The libretto by Béla Balázs of Bluebeard’s Castle, steeped in symbolist poetry and Freudian dream imagery, is about as far from operatic verismo as you can get. After a Bard speaks a prologue to set the real/unreal scene (“Is the stage inside, is it outside, my lords and fair ladies?”), the enigmatic Duke Bluebeard and his young bride Judith arrive at his dark, oppressive castle. Behind seven locked doors lie the secrets of Bluebeard’s soul and Judith’s fate. She insists on opening them all, one by one.
The effect is not the typical horror-movie scenario (don’t go in there!) but rather a frightening, reluctant, but inexorable journey of self-discovery in the dark mirror of the Other.
Conductor Fischer began the performance by delivering the prologue himself insinuatingly in Hungarian—helpfully translated by supertitles—then conjuring the castle’s gloomy atmosphere from the orchestra. As each door opened—on, say, a torture chamber, or a treasure room, or a sunlit landscape—Bartók outdid himself to express not only the scene itself but the psychological response to its meaning.
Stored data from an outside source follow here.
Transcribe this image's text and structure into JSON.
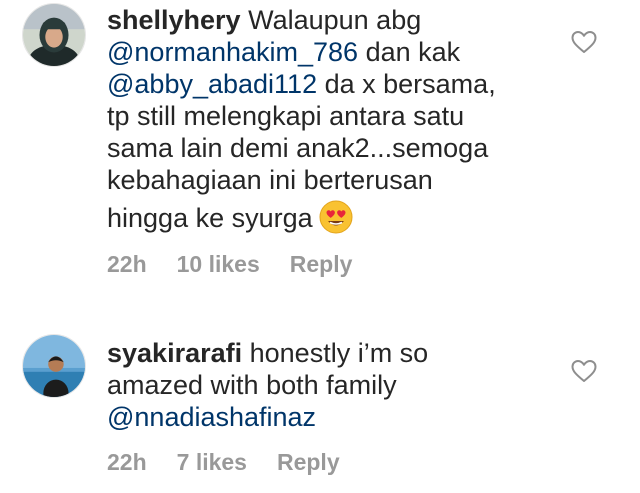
{
  "comments": [
    {
      "username": "shellyhery",
      "lines": {
        "l1_text": "Walaupun abg",
        "l2_mention": "@normanhakim_786",
        "l2_text": "dan kak",
        "l3_mention": "@abby_abadi112",
        "l3_text": "da x bersama,",
        "l4_text": "tp still melengkapi antara satu",
        "l5_text": "sama lain demi anak2...semoga",
        "l6_text": "kebahagiaan ini berterusan",
        "l7_text": "hingga ke syurga"
      },
      "emoji": "heart-eyes-emoji",
      "time": "22h",
      "likes": "10 likes",
      "reply": "Reply",
      "avatar_icon": "avatar-woman-hijab"
    },
    {
      "username": "syakirarafi",
      "lines": {
        "l1_text": "honestly i’m so",
        "l2_text": "amazed with both family",
        "l3_mention": "@nnadiashafinaz"
      },
      "time": "22h",
      "likes": "7 likes",
      "reply": "Reply",
      "avatar_icon": "avatar-person-sea"
    }
  ],
  "colors": {
    "text": "#262626",
    "mention": "#003569",
    "meta": "#999999",
    "heart_outline": "#8e8e8e"
  },
  "icons": {
    "like": "heart-outline-icon"
  }
}
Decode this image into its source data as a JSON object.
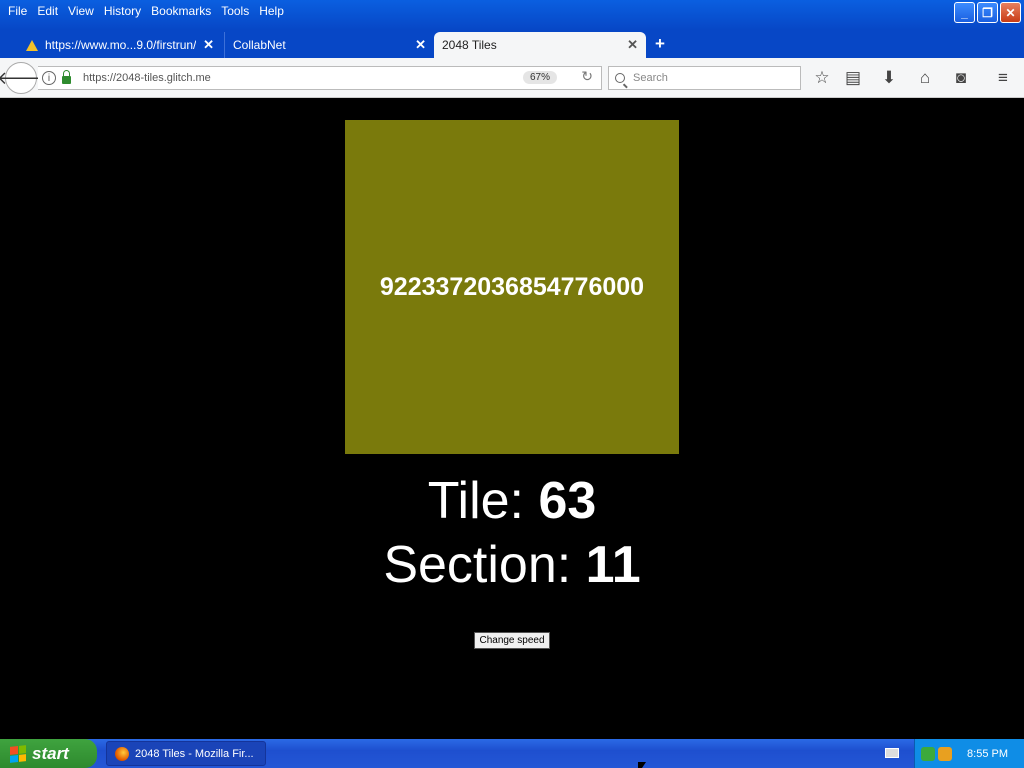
{
  "menubar": {
    "items": [
      "File",
      "Edit",
      "View",
      "History",
      "Bookmarks",
      "Tools",
      "Help"
    ]
  },
  "tabs": [
    {
      "label": "https://www.mo...9.0/firstrun/",
      "active": false,
      "icon": "warning-icon"
    },
    {
      "label": "CollabNet",
      "active": false
    },
    {
      "label": "2048 Tiles",
      "active": true
    }
  ],
  "navbar": {
    "url": "https://2048-tiles.glitch.me",
    "zoom": "67%",
    "search_placeholder": "Search"
  },
  "page": {
    "tile_value": "9223372036854776000",
    "tile_color": "#7a7a0c",
    "tile_label": "Tile:",
    "tile_number": "63",
    "section_label": "Section:",
    "section_number": "11",
    "speed_button": "Change speed"
  },
  "taskbar": {
    "start_label": "start",
    "task_label": "2048 Tiles - Mozilla Fir...",
    "clock": "8:55 PM"
  }
}
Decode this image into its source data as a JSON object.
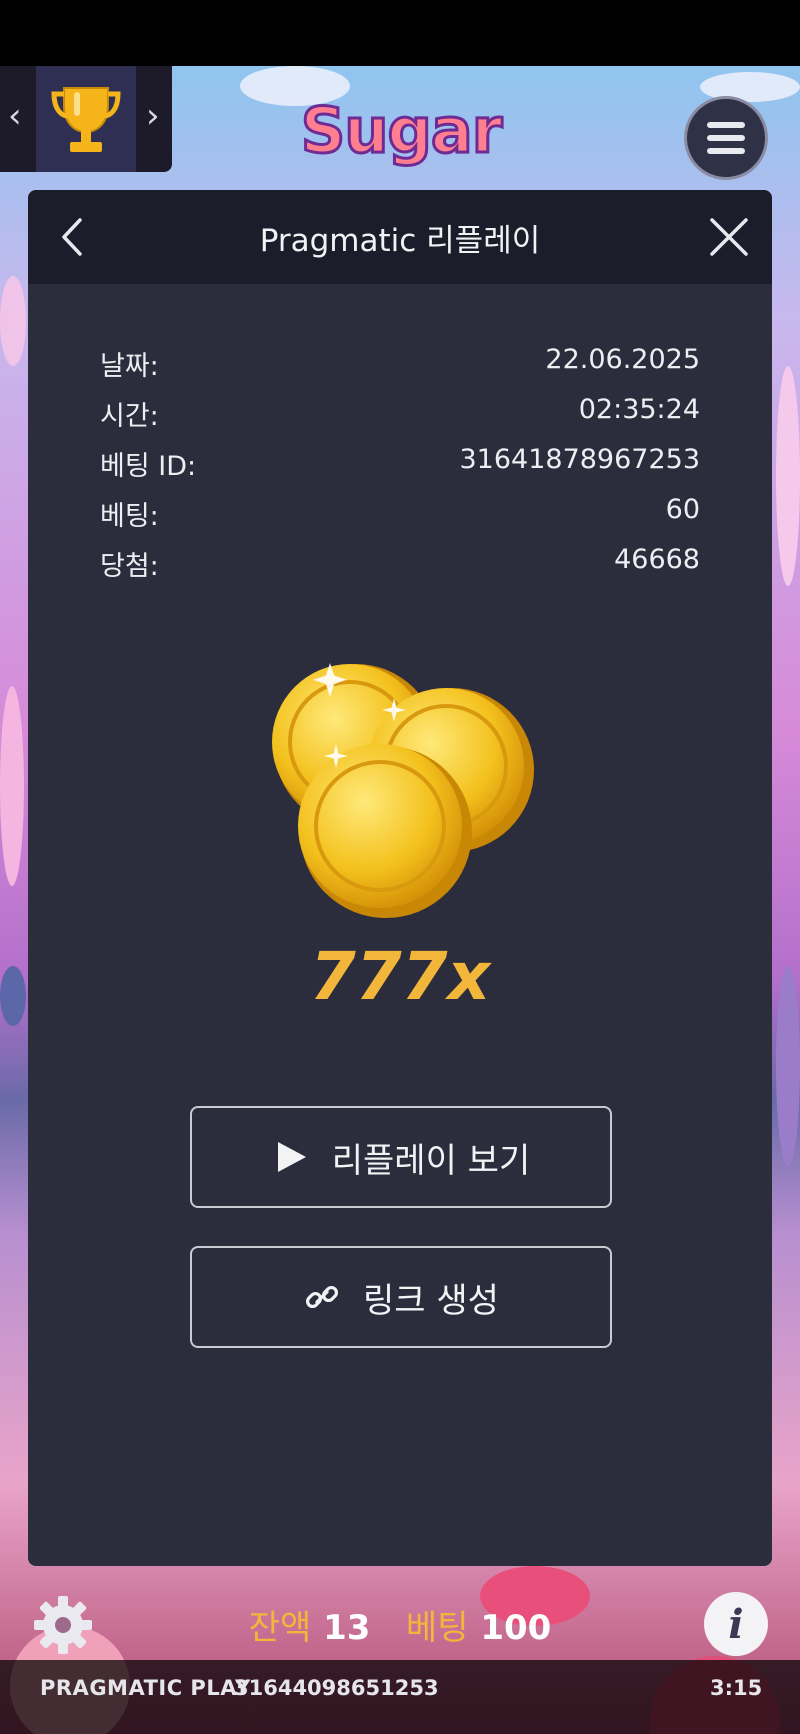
{
  "game": {
    "logo_text": "Sugar"
  },
  "modal": {
    "title": "Pragmatic 리플레이",
    "info": [
      {
        "label": "날짜:",
        "value": "22.06.2025"
      },
      {
        "label": "시간:",
        "value": "02:35:24"
      },
      {
        "label": "베팅 ID:",
        "value": "31641878967253"
      },
      {
        "label": "베팅:",
        "value": "60"
      },
      {
        "label": "당첨:",
        "value": "46668"
      }
    ],
    "multiplier": "777x",
    "watch_replay_label": "리플레이 보기",
    "create_link_label": "링크 생성"
  },
  "bottom_bar": {
    "balance_label": "잔액",
    "balance_value": "13",
    "bet_label": "베팅",
    "bet_value": "100"
  },
  "footer": {
    "brand": "PRAGMATIC PLAY",
    "round_id": "31644098651253",
    "time": "3:15"
  },
  "colors": {
    "modal_bg": "#2b2d3d",
    "header_bg": "#1c1d2a",
    "accent_gold": "#f2b63a"
  },
  "icons": [
    "trophy-icon",
    "chevron-left-icon",
    "chevron-right-icon",
    "hamburger-menu-icon",
    "back-arrow-icon",
    "close-icon",
    "coins-icon",
    "play-icon",
    "link-icon",
    "gear-icon",
    "info-icon"
  ]
}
Conductor and orchestra were with the composer every step of the way, fine-tuning his unheard-of doublings (flute with trombone, piccolo with tuba) to unearthly effect, and vividly conveying the shimmer of the treasure room, the fragrance of the garden, and the massive C-major brilliance of Bluebeard’s “kingdom,” to name just a few.
They also gave an emotional boost to the performances of mezzo-soprano Ildikó Komlósi as Judith and bass Krisztián Cser as Bluebeard. With the advantage of singing in their native language, the two performed with intensity and commitment, coming across as something more human than merely an allegorical figure in a poet’s conceit. Though neither was blessed with that last, go-to-eleven power to dominate the orchestra in forte, their voices held up well in the taxing roles.
Playing the secretive, emotionally-withdrawn Bluebeard didn’t give bass Cser much that was “operatic” to work with, but the dark ring of his lowest register suggested that there might be no bottom to the pit of the character’s soul, and the agony of his gradual exposure by Judith’s curiosity was plain to hear.
Mezzo Komlósi sounded somewhat wobbly of voice and overmature at first as the young bride, but she cleared up vocally as she warmed to the character’s mingled fear and compulsion to know. Spontaneous responses, such as her tender delivery of the line “The castle is crying,” were welcome humanizing touches, and one wished for more of them.
At last, the performance made the long descent from maximum-fortissimo glory to night and nothingness. A chastened audience stirred itself to applause—not wild, but long and appreciative enough to bring conductor, soloists, and even the folk band and singer back to commemorate a very Hungarian evening.